Executives with the Times Company said they had been in talks for months with Halifax, which owns The Daytona-Beach News Journal and four other local news organizations in Florida and across the South. Even though the deal has not been completed, the Halifax Web site listed all of the Times Company’s regional papers as its own on Monday morning, tipping off the media blogger Jim Romenesko. Halifax could not be reached for comment.

The pending sale comes just days after Janet L. Robinson, the Times Company’s chief executive since 2004, announced she would depart at the end of the month after a meeting with the company chairman, Arthur Sulzberger Jr., who raised the issue of new leadership, according to people with knowledge of the meeting who declined to be identified discussing confidential business.

As the company homes in on making its NYTimes.com Web site a long-term profit generator, analysts widely expect Ms. Robinson’s replacement to have a strong technology or digital media background.

“The Times is moving even more quickly to double down on its investment in its flagship newspaper, which is essentially its future, and that future is digital,” said Ken Doctor, a media and publishing analyst at Outsell Inc.

If the right buyer were to emerge, The Boston Globe could be the next asset sold, analysts said. “You need to remove the distraction properties that aren’t a part of that future, which is clearly the regional group and could be The Globe,” Mr. Doctor said. Mr. Christie had no comment.

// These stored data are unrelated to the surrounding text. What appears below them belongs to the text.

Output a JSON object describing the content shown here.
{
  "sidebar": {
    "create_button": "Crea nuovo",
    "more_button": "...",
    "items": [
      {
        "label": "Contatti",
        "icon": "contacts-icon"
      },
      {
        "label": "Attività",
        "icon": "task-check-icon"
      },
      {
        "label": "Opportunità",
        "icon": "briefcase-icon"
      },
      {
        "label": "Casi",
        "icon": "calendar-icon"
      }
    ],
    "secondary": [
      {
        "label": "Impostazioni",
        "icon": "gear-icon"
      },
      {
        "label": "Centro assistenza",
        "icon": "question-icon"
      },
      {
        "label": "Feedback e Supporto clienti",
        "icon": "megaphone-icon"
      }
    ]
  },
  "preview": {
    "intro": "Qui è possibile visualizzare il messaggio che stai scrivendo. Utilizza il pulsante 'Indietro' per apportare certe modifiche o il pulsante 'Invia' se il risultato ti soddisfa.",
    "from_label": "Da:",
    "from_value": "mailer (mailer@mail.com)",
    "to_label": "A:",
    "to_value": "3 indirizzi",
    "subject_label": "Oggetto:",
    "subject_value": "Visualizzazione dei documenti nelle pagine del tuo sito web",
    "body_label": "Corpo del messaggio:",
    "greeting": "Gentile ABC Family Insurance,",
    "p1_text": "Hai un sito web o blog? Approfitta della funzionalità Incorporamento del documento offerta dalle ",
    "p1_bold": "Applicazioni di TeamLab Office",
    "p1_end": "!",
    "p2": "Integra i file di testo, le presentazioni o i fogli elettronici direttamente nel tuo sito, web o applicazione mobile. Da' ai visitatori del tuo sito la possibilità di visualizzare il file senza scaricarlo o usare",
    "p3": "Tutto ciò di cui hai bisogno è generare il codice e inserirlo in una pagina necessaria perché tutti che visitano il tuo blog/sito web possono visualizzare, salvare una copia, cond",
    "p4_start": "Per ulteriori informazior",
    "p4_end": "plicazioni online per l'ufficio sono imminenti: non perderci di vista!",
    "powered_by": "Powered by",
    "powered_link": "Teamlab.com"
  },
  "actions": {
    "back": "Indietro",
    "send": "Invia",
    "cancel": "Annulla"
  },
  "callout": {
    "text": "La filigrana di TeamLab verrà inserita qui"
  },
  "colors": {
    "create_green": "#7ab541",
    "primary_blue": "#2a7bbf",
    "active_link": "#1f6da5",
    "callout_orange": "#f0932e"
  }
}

The Times Company went on a regional-newspaper buying spree in the 1970s and 1980s long before the dawn of the Web or classified sites like Craigslist.com threatened the business model.

“The Times has one major product — The New York Times — so if you’re in a smaller market you don’t necessarily have the management focused on you,” said Ava Seave, a principal of the consulting firm Quantum Media.

Shares in the Times Company declined 2.3 percent, or 17 cents, to close Monday at $7.19.


This post has been revised to reflect the following correction:

Correction: December 19, 2011

Because of an editing error, an earlier version of this article misspelled the surname of the blogger Jim Romenesko as Romanesko.